Au District de Yarckel,
Le 6 mars 835


Akiko, ma fille chérie,

Je ne sais si tu liras cette lettre jusqu'au bout, mais, je t'en prie, écoute ce que j'ai à te dire entre ces lignes. Autant te prévenir tout de suite : je ne suis pas doué pour mettre à nu mes émotions.
Quand ta mère est morte, j'étais complètement effondré et incapable de gérer. La première fois que je l'ai rencontrée, lors d'une visite à l'atelier où travaille ton oncle, j'avais tout de suite été charmé par sa beauté et son caractère généreux et enjoué. Ta mère était quelqu'un d'exceptionnel, elle savait comment gérer les conflits sans élever la voix — avec une telle simplicité que, pour elle, il y avait une réponse à tout. Elle adorait aider les autres dans le besoin et n'hésitait pas à partir au quart de tour, pour protéger les personnes qu'elle aime. Exactement comme toi. Enfant, tu ressemblais déjà tellement à ta mère, physiquement et moralement parlant, j'en restais sans voix à chaque fois que mes yeux se posaient sur toi.
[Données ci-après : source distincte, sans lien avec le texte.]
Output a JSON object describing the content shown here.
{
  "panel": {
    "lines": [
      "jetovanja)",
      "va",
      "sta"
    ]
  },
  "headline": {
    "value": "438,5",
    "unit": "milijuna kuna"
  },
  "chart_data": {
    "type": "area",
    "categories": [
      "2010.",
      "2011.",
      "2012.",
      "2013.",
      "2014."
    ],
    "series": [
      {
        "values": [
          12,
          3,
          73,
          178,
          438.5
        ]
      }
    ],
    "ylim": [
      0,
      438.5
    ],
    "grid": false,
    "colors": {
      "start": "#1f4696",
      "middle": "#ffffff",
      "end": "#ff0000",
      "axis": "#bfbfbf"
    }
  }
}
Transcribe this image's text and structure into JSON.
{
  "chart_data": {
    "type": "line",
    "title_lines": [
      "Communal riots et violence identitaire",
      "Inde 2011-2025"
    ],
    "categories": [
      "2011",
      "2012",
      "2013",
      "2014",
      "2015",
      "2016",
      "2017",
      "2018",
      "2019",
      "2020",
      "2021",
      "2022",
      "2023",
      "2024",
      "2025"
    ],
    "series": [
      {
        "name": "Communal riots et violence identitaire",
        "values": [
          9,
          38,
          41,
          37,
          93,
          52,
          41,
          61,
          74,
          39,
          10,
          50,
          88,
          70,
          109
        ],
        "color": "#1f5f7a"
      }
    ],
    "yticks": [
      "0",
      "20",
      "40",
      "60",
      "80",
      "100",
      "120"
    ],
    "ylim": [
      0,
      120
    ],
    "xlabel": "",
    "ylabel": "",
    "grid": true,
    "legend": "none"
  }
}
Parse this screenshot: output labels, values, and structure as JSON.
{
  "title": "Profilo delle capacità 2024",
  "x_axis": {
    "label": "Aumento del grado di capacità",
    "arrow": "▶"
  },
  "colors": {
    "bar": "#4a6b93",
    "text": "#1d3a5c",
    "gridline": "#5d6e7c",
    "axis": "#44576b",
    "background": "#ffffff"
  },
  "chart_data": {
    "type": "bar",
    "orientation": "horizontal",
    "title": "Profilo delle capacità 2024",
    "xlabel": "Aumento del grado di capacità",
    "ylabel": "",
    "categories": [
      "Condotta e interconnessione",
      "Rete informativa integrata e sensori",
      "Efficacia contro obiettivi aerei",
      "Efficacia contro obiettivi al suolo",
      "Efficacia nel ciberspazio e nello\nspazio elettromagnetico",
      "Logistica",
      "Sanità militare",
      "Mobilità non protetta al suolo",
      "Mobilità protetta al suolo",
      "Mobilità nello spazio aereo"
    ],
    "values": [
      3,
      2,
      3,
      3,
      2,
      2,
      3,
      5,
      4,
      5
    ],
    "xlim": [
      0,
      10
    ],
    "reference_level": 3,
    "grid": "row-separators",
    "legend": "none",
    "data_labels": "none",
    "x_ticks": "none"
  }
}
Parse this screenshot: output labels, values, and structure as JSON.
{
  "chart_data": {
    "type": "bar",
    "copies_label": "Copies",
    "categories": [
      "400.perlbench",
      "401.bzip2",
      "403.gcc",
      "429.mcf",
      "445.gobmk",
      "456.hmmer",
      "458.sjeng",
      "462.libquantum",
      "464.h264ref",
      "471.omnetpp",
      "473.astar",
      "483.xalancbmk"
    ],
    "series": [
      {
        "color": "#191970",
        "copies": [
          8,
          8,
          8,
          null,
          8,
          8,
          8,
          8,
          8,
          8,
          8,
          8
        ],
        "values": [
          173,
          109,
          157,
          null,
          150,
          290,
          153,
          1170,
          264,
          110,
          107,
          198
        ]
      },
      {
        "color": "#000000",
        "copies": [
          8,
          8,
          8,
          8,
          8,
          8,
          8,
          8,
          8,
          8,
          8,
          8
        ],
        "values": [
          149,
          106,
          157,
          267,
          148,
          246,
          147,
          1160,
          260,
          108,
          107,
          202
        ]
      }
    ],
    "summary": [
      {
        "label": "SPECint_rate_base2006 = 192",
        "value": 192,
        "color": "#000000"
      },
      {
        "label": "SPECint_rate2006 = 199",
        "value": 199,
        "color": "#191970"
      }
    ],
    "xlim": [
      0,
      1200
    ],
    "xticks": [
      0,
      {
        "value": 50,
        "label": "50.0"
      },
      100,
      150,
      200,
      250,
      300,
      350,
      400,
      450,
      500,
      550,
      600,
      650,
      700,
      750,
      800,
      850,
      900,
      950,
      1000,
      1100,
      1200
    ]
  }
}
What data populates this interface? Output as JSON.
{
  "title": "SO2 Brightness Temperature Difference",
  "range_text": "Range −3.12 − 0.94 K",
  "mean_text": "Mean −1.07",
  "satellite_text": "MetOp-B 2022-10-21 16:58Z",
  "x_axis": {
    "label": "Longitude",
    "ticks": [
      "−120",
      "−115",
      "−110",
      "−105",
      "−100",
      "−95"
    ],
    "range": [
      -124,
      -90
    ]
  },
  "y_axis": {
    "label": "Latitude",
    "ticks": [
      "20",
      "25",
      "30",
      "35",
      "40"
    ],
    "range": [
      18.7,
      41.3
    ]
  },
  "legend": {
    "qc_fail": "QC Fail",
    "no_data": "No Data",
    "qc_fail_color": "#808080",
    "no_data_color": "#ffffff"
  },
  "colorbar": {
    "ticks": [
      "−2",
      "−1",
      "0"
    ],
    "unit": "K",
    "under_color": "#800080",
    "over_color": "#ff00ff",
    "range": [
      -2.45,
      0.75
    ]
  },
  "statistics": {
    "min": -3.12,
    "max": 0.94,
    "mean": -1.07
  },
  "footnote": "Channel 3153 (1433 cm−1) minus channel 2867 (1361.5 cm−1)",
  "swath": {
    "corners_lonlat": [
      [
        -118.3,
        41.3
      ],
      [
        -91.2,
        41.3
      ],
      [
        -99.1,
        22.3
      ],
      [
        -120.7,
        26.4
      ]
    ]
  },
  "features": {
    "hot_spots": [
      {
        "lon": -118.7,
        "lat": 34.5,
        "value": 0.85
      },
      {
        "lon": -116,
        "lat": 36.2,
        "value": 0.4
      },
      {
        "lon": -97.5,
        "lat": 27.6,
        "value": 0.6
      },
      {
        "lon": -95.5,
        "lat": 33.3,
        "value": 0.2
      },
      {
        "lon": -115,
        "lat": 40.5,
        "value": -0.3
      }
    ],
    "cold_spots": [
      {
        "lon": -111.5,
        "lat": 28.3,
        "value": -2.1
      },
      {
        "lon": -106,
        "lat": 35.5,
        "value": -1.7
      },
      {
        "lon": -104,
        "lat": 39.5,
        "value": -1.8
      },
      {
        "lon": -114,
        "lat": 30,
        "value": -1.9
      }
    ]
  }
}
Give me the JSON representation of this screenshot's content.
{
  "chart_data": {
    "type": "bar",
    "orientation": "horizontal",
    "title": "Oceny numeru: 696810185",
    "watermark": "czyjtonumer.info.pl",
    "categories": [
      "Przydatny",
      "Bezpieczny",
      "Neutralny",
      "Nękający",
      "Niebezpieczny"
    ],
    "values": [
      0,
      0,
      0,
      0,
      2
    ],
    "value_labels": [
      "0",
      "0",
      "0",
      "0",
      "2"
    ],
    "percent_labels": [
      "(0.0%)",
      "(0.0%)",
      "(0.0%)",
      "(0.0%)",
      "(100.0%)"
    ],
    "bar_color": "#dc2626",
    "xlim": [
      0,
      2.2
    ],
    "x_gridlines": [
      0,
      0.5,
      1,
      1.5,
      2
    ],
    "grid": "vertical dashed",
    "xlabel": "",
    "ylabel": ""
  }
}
Il y a vingt-trois ans, lorsque l'annonce de la grossesse de ta mère est tombée, nous étions fous de joie. Nous avions des rêves pleins la tête, nous pensions que nous aurions plusieurs enfants — nous étions jeunes, quoi ! Mais le destin en avait décidé autrement : le médecin qui a confirmé la grossesse avait ajouté que la santé de ta mère se dégraderait et qu'elle en mourrait en te mettant au monde.
Le ciel nous était tombé sur la tête. Je m'étais effondré sur ma chaise. Je ne me voyais pas vivre sans Sophie, elle était l'amour de ma vie et aussi ma meilleure amie ! La peur me nouait le ventre. Qu'est-ce qui se passerait, si elle laissait la vie en mettant notre enfant au monde ?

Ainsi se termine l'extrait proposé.